Предстоящая экзекуция была проста. Нужно было сделать на руке, ближе к плечу, глубокий надрез, предъявить появившуюся кровь няньке и в чём-нибудь поклясться.
Сейчас я думаю, что уже тогда подозревала в этом какую-то фальшь, лукавство.
Можно было просто сказать Моте, что мне стыдно, что я бы никогда,.. и т.д. Но тогда не было бы спектакля и получилось бы буднично.
Да и вряд ли я бы нашла про всё это такие замечательные слова, как в книжках. А главное, я не была уверена, что мне стыдно. Это слово я слышала сто раз на дню от бабки, соседей, в школе, и оно ничего не выражало.
То, что испытывала я, было мощнее, значительнее, с заявкой, что оно останется со мной навсегда.

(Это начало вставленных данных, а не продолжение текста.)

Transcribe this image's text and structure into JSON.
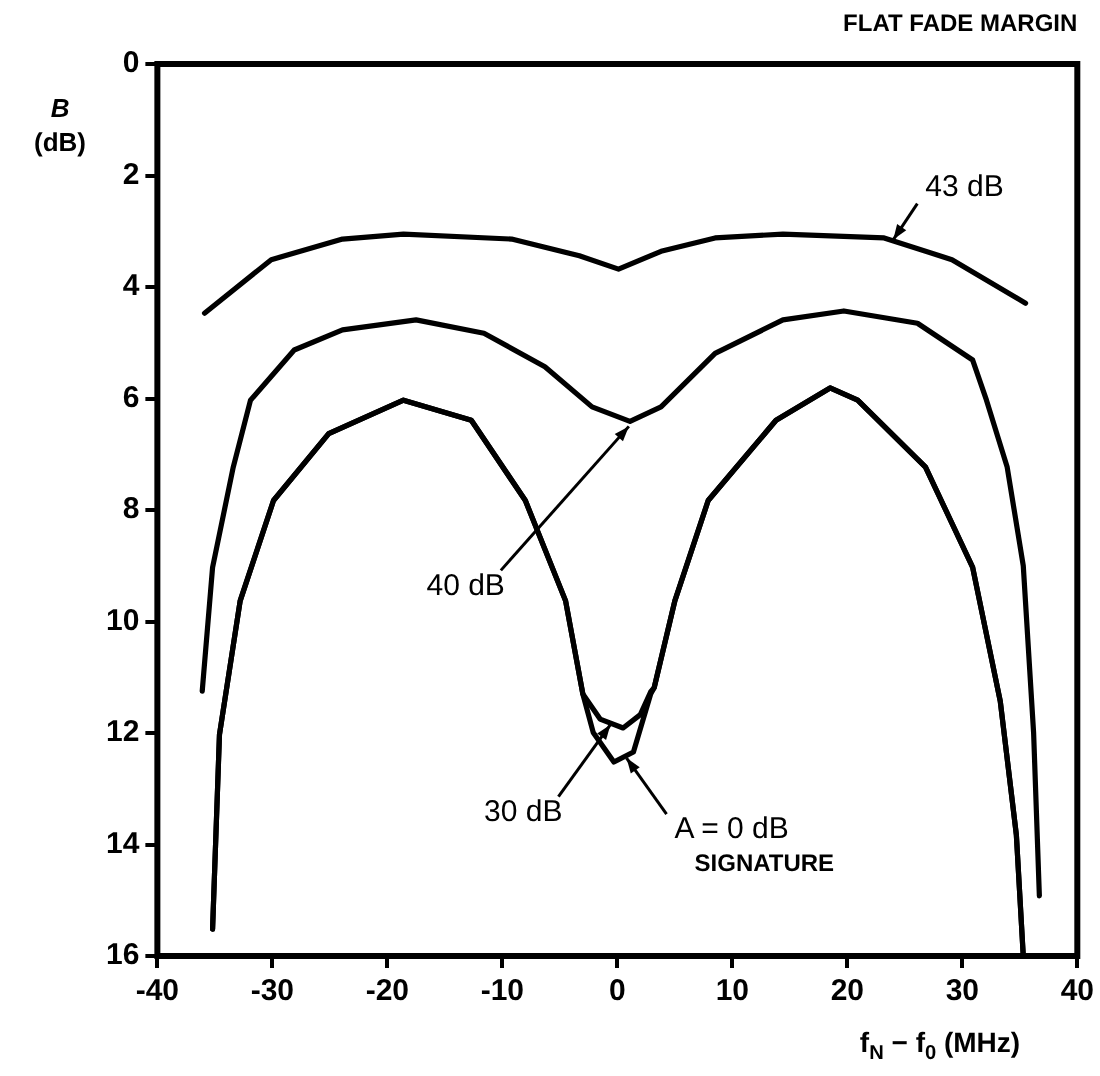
{
  "chart_data": {
    "type": "line",
    "title": "FLAT FADE MARGIN",
    "xlabel": "f$_{N}$ − f$_{0}$ (MHz)",
    "ylabel": "B (dB)",
    "xlim": [
      -40,
      40
    ],
    "xticks": [
      -40,
      -30,
      -20,
      -10,
      0,
      10,
      20,
      30,
      40
    ],
    "ylim": [
      16,
      0
    ],
    "yticks": [
      0,
      2,
      4,
      6,
      8,
      10,
      12,
      14,
      16
    ],
    "grid": false,
    "legend": false,
    "marker": "none",
    "line_style": "solid",
    "series": [
      {
        "color": "#000000",
        "x": [
          -35.9,
          -30.1,
          -23.9,
          -18.6,
          -9.2,
          -3.3,
          0.1,
          3.8,
          8.5,
          14.4,
          23.2,
          29.1,
          35.5
        ],
        "values": [
          4.47,
          3.51,
          3.14,
          3.05,
          3.14,
          3.44,
          3.68,
          3.36,
          3.12,
          3.05,
          3.12,
          3.51,
          4.29
        ]
      },
      {
        "color": "#000000",
        "x": [
          -36.1,
          -35.2,
          -33.4,
          -31.9,
          -28.1,
          -23.9,
          -17.5,
          -11.6,
          -6.3,
          -2.2,
          1.1,
          3.8,
          8.5,
          14.4,
          19.7,
          26.1,
          30.9,
          32.1,
          33.9,
          35.3,
          36.2,
          36.7
        ],
        "values": [
          11.25,
          9.03,
          7.23,
          6.03,
          5.13,
          4.77,
          4.59,
          4.83,
          5.43,
          6.15,
          6.41,
          6.15,
          5.19,
          4.59,
          4.43,
          4.65,
          5.31,
          6.03,
          7.23,
          9.0,
          12.0,
          14.92
        ]
      },
      {
        "color": "#000000",
        "x": [
          -35.2,
          -34.6,
          -32.8,
          -29.9,
          -25.1,
          -18.6,
          -12.7,
          -8.0,
          -4.5,
          -3.0,
          -1.5,
          0.5,
          2.0,
          2.9,
          3.2,
          5.0,
          7.9,
          13.8,
          18.5,
          20.9,
          26.8,
          30.9,
          33.3,
          34.7,
          35.3
        ],
        "values": [
          15.52,
          12.03,
          9.63,
          7.83,
          6.63,
          6.03,
          6.39,
          7.83,
          9.63,
          11.3,
          11.75,
          11.91,
          11.67,
          11.26,
          11.19,
          9.63,
          7.83,
          6.39,
          5.81,
          6.03,
          7.23,
          9.03,
          11.43,
          13.83,
          16.0
        ]
      },
      {
        "color": "#000000",
        "x": [
          -35.2,
          -34.6,
          -32.8,
          -29.9,
          -25.1,
          -18.6,
          -12.7,
          -8.0,
          -4.5,
          -3.0,
          -2.1,
          -0.3,
          1.4,
          2.9,
          3.2,
          5.0,
          7.9,
          13.8,
          18.5,
          20.9,
          26.8,
          30.9,
          33.3,
          34.7,
          35.3
        ],
        "values": [
          15.52,
          12.03,
          9.63,
          7.83,
          6.63,
          6.03,
          6.39,
          7.83,
          9.63,
          11.3,
          11.99,
          12.52,
          12.34,
          11.3,
          11.19,
          9.63,
          7.83,
          6.39,
          5.81,
          6.03,
          7.23,
          9.03,
          11.43,
          13.83,
          16.0
        ]
      }
    ],
    "annotations": [
      {
        "text": "43 dB",
        "x": 24,
        "y": 3.15
      },
      {
        "text": "40 dB",
        "x": 1,
        "y": 6.5
      },
      {
        "text": "30 dB",
        "x": -0.6,
        "y": 11.85
      },
      {
        "text": "A = 0 dB",
        "x": 0.8,
        "y": 12.45
      },
      "SIGNATURE"
    ]
  }
}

Я саданула ножом по левой руке, ничего не почувствовала, и повторила движение. Догадавшись, что ножик тупой, я испытала отчаяние. Минут десять я стояла в голубом свете луны и монотонно пилила себя, не попадая в один и тот же надрез.
Ты видел три бледные полоски на моём предплечье. Мне же они напоминают о чистоте былых помыслов, о бессилии объяснить себя, о страхе, восторге, гордости за себя, надеждах, и о чём-то ещё, что забылось, истончилось, размылось и потеряло смысл.

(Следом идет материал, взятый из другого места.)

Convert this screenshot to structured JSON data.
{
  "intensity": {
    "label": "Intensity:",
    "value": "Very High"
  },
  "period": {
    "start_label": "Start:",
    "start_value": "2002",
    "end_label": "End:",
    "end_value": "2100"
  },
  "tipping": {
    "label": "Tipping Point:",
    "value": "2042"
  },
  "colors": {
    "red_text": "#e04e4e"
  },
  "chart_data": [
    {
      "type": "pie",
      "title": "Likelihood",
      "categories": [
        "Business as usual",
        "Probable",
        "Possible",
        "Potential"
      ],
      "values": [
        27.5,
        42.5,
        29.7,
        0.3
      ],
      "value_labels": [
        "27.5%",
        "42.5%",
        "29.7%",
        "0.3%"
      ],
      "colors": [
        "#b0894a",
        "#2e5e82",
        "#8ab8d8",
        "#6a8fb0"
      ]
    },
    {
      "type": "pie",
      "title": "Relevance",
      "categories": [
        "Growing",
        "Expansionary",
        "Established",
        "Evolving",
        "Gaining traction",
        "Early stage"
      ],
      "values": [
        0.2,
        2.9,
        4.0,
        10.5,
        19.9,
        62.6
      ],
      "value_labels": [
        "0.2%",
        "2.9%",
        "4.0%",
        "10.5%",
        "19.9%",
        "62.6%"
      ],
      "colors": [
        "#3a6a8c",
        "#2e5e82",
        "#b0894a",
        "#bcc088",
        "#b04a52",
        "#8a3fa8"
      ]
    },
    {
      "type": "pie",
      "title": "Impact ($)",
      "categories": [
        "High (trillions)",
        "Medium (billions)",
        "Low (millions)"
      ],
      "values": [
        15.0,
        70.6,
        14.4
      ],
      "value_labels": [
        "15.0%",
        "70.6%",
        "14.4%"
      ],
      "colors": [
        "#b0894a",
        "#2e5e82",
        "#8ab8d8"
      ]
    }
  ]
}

Я зажала руку ладошкой. Ладонь прилипла к порезам. Я прокралась обратно, в комнату, в темноте нащупала край мотиной раскладушки, нагнулась над спящей нянькой и нащупала на одеяле её руку.
«Мотенька, Моть, потрогай, тебе здесь не видно, это настоящая кровь, моя, я наказала себя, я сроду бы не сказала маме…»
Мотя сонно заворочалась, локтем отодвинула меня от раскладушки, нащупала щлёпанцы и подтолкнула меня к двери.
В кухне она включила свет и увидела мою слабоокровавленную руку.
Думаю, в этот момент во мне начала просыпаться настоящая женщина. Я предчувствовала слёзы, объятья, взаимные просьбы о прощении…
Мотя погладила меня по волосам, вздохнула и широко развела свои колени. Через одно из них перекинула меня, задрала сорочку и стала ритмично лупить по всем заголённым местам, приговаривая в такт шлепкам: «Нешто можно по полу босиком ходить? Нешто можно бабкиным ножом безобразию чинить?»
Не помню, била меня Мотя потом или нет. Это было неважно. Я любила Мотю так, как не любила никого до неё и после неё.
Через год её у нас переманила какая-то генеральская семья с двумя детьми. Наверное, эти дети «понимали слова».